Marketing & Strategy Innovation

Book Review: Neuromarketing - Selling to the Old Brain for Instant Success

by on 30 June, 2006 - 11:50

by: Roger Dooley

We’ve had this site up for too long without reviewing the one English-language book with Neuromarketing in its title: Neuromarketing - Selling to the Old Brain for Instant Success by Patrick Renvoise and Christophe Morin. The book also features a provocative backup subtitle on its front cover, Is there a ‘Buy Button’ Inside the Brain?

Your expectations for this book will determine how useful you find it. If you are expecting a book chock-full of fMRI scans, detailed brain maps, and lots of research citations showing how human brains react to marketing efforts, this isn’t the book you are looking for. The premise of Neuromarketing is that the so-called OLD BRAIN (rather annoyingly printed in caps every time it’s used in the book) makes the important decisions, and that marketing efforts need to appeal to its limited but specific methods for handling information. There’s not a lot of research-based evidence presented for many of the techniques described in the book, although there’s a certain logic to most of them.
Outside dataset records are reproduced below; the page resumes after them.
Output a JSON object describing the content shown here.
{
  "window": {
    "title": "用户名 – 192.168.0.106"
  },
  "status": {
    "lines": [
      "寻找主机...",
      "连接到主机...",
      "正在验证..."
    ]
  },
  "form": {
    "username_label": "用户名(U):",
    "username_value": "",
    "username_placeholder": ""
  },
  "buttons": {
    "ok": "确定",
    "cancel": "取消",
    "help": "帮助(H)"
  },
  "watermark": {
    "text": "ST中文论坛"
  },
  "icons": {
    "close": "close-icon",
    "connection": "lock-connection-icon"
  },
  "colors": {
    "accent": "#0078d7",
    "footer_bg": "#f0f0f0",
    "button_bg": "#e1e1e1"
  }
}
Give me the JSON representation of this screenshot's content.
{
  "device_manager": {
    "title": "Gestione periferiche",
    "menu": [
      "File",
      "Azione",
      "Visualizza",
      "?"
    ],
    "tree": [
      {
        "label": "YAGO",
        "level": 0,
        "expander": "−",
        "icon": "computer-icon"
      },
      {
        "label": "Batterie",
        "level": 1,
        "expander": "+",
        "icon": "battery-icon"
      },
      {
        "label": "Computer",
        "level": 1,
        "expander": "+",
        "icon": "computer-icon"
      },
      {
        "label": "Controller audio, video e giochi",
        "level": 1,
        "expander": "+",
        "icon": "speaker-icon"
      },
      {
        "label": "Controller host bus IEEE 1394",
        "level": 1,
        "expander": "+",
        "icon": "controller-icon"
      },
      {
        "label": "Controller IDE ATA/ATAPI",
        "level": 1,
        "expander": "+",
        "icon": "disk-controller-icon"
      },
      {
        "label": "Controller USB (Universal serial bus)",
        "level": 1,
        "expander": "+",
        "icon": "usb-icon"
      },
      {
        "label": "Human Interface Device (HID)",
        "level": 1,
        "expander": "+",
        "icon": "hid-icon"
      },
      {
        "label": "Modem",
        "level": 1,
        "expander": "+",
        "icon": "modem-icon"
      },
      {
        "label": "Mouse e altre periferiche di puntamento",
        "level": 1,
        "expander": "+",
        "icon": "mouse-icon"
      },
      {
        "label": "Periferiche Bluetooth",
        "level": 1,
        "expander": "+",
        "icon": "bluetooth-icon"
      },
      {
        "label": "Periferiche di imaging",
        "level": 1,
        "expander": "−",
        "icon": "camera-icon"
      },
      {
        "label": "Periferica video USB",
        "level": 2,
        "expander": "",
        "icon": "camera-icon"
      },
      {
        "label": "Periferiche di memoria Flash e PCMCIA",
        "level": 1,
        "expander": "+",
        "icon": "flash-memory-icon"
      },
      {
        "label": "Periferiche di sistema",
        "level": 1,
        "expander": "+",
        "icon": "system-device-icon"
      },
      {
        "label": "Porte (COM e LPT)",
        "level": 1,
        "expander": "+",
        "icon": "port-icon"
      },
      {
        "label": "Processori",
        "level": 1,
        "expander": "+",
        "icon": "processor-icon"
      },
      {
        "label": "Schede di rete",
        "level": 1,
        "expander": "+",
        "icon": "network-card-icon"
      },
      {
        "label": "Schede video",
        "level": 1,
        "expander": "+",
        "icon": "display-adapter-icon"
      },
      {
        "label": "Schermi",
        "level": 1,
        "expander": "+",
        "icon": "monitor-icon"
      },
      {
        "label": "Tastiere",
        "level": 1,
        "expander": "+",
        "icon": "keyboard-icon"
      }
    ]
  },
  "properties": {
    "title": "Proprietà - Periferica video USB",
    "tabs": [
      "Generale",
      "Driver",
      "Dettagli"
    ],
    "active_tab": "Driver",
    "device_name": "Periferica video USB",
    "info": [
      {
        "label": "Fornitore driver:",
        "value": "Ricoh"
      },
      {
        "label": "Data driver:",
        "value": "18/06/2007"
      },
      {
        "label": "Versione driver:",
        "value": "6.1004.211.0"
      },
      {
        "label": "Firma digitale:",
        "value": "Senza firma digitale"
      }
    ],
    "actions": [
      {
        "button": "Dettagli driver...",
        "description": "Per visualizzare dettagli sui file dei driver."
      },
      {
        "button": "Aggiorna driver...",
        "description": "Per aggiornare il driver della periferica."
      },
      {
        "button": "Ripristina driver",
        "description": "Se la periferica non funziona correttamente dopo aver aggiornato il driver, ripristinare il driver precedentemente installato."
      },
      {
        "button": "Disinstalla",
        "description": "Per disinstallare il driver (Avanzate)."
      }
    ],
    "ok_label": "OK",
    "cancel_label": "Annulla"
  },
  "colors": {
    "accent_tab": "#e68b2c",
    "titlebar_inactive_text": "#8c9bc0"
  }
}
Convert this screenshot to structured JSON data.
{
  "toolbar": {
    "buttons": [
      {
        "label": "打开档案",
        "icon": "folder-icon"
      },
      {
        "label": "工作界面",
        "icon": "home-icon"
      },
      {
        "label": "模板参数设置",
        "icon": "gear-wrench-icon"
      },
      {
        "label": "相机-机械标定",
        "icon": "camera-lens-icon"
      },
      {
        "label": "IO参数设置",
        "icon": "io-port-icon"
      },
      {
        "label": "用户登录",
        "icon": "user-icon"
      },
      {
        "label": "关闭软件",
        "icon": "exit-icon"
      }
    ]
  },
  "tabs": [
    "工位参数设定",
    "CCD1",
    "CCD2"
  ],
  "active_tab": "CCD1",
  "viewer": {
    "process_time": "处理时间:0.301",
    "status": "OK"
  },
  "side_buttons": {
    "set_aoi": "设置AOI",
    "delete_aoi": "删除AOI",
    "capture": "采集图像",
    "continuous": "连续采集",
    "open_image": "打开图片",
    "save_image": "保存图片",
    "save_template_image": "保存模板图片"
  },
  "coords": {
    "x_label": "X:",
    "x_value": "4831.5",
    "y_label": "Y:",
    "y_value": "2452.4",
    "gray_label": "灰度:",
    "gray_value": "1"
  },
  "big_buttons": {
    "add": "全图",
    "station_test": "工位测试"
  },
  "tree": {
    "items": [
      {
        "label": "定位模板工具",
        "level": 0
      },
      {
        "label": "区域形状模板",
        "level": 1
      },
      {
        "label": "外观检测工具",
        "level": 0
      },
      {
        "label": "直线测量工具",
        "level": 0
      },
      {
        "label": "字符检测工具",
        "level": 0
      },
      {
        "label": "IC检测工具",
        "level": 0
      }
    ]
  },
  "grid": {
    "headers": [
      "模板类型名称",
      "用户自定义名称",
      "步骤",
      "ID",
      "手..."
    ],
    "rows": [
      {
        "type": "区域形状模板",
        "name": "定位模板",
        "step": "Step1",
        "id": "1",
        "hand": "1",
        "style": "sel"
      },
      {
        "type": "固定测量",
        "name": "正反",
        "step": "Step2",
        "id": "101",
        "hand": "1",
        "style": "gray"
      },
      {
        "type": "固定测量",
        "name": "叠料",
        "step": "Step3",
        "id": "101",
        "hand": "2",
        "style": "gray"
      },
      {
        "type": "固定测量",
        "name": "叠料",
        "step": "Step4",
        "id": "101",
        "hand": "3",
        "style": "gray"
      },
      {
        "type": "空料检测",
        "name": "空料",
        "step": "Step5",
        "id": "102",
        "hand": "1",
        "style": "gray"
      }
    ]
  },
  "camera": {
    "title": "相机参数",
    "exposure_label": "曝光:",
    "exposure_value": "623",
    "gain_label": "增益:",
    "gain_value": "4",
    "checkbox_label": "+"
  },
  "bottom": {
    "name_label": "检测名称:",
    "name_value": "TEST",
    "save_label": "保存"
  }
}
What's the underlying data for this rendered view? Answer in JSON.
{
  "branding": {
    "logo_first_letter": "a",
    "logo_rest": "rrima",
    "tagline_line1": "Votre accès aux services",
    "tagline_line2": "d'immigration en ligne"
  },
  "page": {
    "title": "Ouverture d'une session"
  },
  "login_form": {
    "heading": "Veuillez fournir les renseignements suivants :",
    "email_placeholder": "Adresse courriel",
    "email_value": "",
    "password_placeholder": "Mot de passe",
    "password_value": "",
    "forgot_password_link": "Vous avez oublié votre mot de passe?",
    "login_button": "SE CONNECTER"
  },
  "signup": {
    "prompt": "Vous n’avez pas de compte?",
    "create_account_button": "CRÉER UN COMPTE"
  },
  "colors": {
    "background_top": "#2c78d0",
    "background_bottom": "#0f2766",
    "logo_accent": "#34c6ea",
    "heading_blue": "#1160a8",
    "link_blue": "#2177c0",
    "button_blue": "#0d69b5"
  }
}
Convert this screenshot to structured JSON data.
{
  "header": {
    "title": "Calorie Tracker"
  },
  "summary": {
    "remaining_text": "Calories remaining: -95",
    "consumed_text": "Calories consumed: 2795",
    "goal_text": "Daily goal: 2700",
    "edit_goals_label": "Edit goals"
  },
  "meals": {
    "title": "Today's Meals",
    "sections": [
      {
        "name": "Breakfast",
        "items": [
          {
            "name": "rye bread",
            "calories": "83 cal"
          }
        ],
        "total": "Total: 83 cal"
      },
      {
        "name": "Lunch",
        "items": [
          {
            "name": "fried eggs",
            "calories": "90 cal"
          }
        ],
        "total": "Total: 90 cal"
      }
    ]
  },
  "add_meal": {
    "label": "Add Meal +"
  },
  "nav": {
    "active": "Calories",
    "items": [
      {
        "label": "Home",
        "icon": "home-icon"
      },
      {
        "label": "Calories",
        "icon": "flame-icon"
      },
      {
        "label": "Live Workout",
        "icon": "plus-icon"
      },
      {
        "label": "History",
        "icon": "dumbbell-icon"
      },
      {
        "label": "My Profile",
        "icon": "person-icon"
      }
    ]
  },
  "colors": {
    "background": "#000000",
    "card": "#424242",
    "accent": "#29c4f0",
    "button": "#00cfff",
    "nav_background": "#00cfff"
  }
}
Now for the good news: for the sales or marketing executive looking for an easy-to understand approach to create sales approaches, marketing materials, magazine ads, and the like, this book is on the money. The authors are clearly sales professionals, and the common sense steps they outline to analyzing needs and creating a pitch are timeless. You don’t have to buy into the brain science model at all to benefit from this book.

At less than 200 pages, this book is a quick read. It’s got plenty of illustrations, quotes from the famous and not-so-famous, and lots of white space to keep the density low and the pace brisk. The core of their recommended approach is to identify the customer’s PAIN (what issue is causing him the most discomfort - financial, personal, etc.), stating your CLAIMS (how your product or service will alleviate the pain), and demonstrating the GAIN (proving your claims with data, customer comments, etc.). It may sound a bit like one of those over-hyped sales seminars, but the detailed steps outlined will no doubt result in stronger marketing than something thrown together in an all-too-typical haphazard rush.

The authors use plenty of real-world examples (to appeal to the OLD BRAINS of their readers!) to drive home their points and to make the book more readable and relevant. In a move that I’d recommend for other business books, the publishers include a poster which serves to remind the reader of the authors’ key points even after the book is returned to the bookshelf.